Анна, зябко кутаясь в платок, шла, тяжело передвигая отсыревшие ноги. И дума ее была тяжела и неотступна, как кошмар. Все одна, все одна и та же: придет Казанская и она исцелится. Лишь бы пройти под иконой, а там… Дальше не шла мысль, мысль, тяжелая, как кошмар.
И Марк думал все о Лизе, все о Лизе и о той темноте, которая наполняла его теперь. А щеки все горели, сырая прохлада ночи не освежала их.
Из того сатанинского хохота поднялось и выросло злое, мучительное чувство. Оно опутывало его и всасывалось во все его поры. И весь он наполнился этим чувством.

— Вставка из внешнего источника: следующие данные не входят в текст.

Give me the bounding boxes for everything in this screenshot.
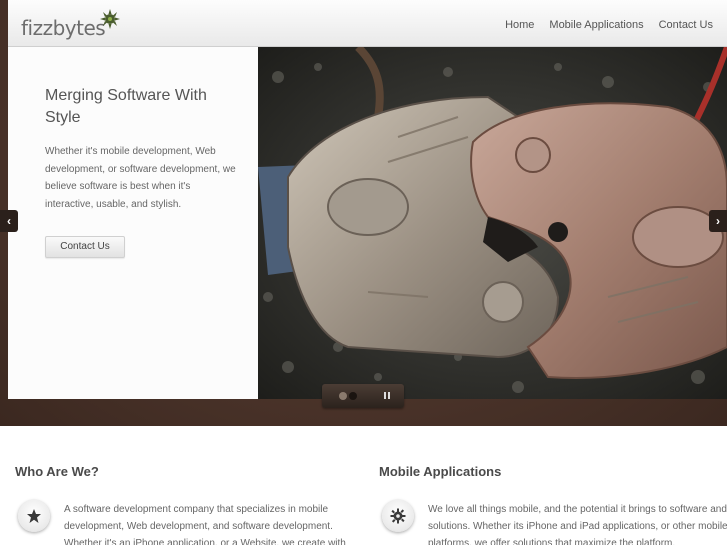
site-header: fizzbytes Home Mobile Applications Conta… <box>8 0 727 47</box>
slider-controls <box>322 384 404 408</box>
hero-text: Whether it's mobile development, Web dev… <box>45 146 236 210</box>
main-nav: Home Mobile Applications Contact Us <box>505 19 713 31</box>
section-title-mobile: Mobile Applications <box>379 464 502 479</box>
section-who-are-we: Who Are We? A software development compa… <box>15 464 365 545</box>
slider-dot-1[interactable] <box>339 392 347 400</box>
rail-coupler-photo <box>258 47 727 399</box>
section-title-who: Who Are We? <box>15 464 99 479</box>
gear-icon <box>382 500 414 532</box>
logo-text: fizzbytes <box>21 16 106 40</box>
hero-panel: Merging Software With Style Whether it's… <box>8 47 258 399</box>
slider-prev-button[interactable]: ‹ <box>0 210 18 232</box>
section-text-mobile: We love all things mobile, and the poten… <box>428 504 727 545</box>
chevron-right-icon: › <box>716 214 720 228</box>
nav-mobile-applications[interactable]: Mobile Applications <box>549 19 643 31</box>
logo[interactable]: fizzbytes <box>21 8 131 42</box>
slider-next-button[interactable]: › <box>709 210 727 232</box>
nav-contact-us[interactable]: Contact Us <box>659 19 713 31</box>
contact-us-button[interactable]: Contact Us <box>45 236 125 258</box>
star-icon <box>18 500 50 532</box>
hero-image <box>258 47 727 399</box>
chevron-left-icon: ‹ <box>7 214 11 228</box>
nav-home[interactable]: Home <box>505 19 534 31</box>
hero-title: Merging Software With Style <box>45 87 207 126</box>
gear-leaf-icon <box>100 9 120 29</box>
section-text-who: A software development company that spec… <box>64 504 346 545</box>
pause-icon[interactable] <box>382 391 392 401</box>
section-mobile-applications: Mobile Applications We love all things m… <box>379 464 727 545</box>
slider-dot-2[interactable] <box>349 392 357 400</box>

И было ему оттого нехорошо и жарко, как в горячке. И в нем нарастало зло, больше его самого, больше меры.
Когда они подходили к фабрике, в управительском доме все еще горели огни.
Из окон неслись звуки рояля, прекрасные издалека, но, услышав их, Марк схватил свою спутницу и потянул ее обратно.
Все прекрасное казалось ему теперь отвратительным и ложным, как сон. И люди, и звуки, и чуть ли не природа, потому что во всем прекрасном он различал тление зла.
Когда они были у моста, высокая женская фигура неожиданно вынырнула из-за деревьев сада и преградила им дорогу.
— Лиза! — вскричали они оба разом и отступили на шаг.
— Ну да, Лиза! — передразнила они их раздраженно. — Ну и что ж из того? Лизой крестили, Лизой и буду. Я-то Лиза, а тебе вот стыдно по ночам гулять с мальчишкой. Ты барышня. Домой ступай. Отец сердится. Выдумали тоже…
— Не твое дело, — грубо оборвал Марк, — не суйся. Анна, не слушай ее. Не смеет она ничего. Она дурная. Так и скажи отцу, какая дурная она. Он ее тогда метлами от вас…
Марк говорил грубо, обрывисто, бранчливо, как мужик, вылавливая из себя то зло, которое накопилось в нем в избытке.
— Вот дурак! Да чего ты? — пожимаясь от холода, протянула Лиза и вдруг шепнула так, что он один мог ее услышать: — У меня дело до тебя есть. Прогони ее, Анну.
И вдруг все раздражение Марка разом куда-то исчезло, как разом стало невыносимо ему и самое присутствие Анны. Забыв и свою жалость к ней, и их общее одиночество, он сказал:
— Ты, Анна, ступай, ты барышня. Она правду сказала. Увидят… Нехорошо. Ты ступай. Отец еще узнает. Нехорошо.
— А она дурная! Все-таки знай, что дурная она. Ты берегись, Марк! — послышался из тьмы сада удаляющийся голос Анны.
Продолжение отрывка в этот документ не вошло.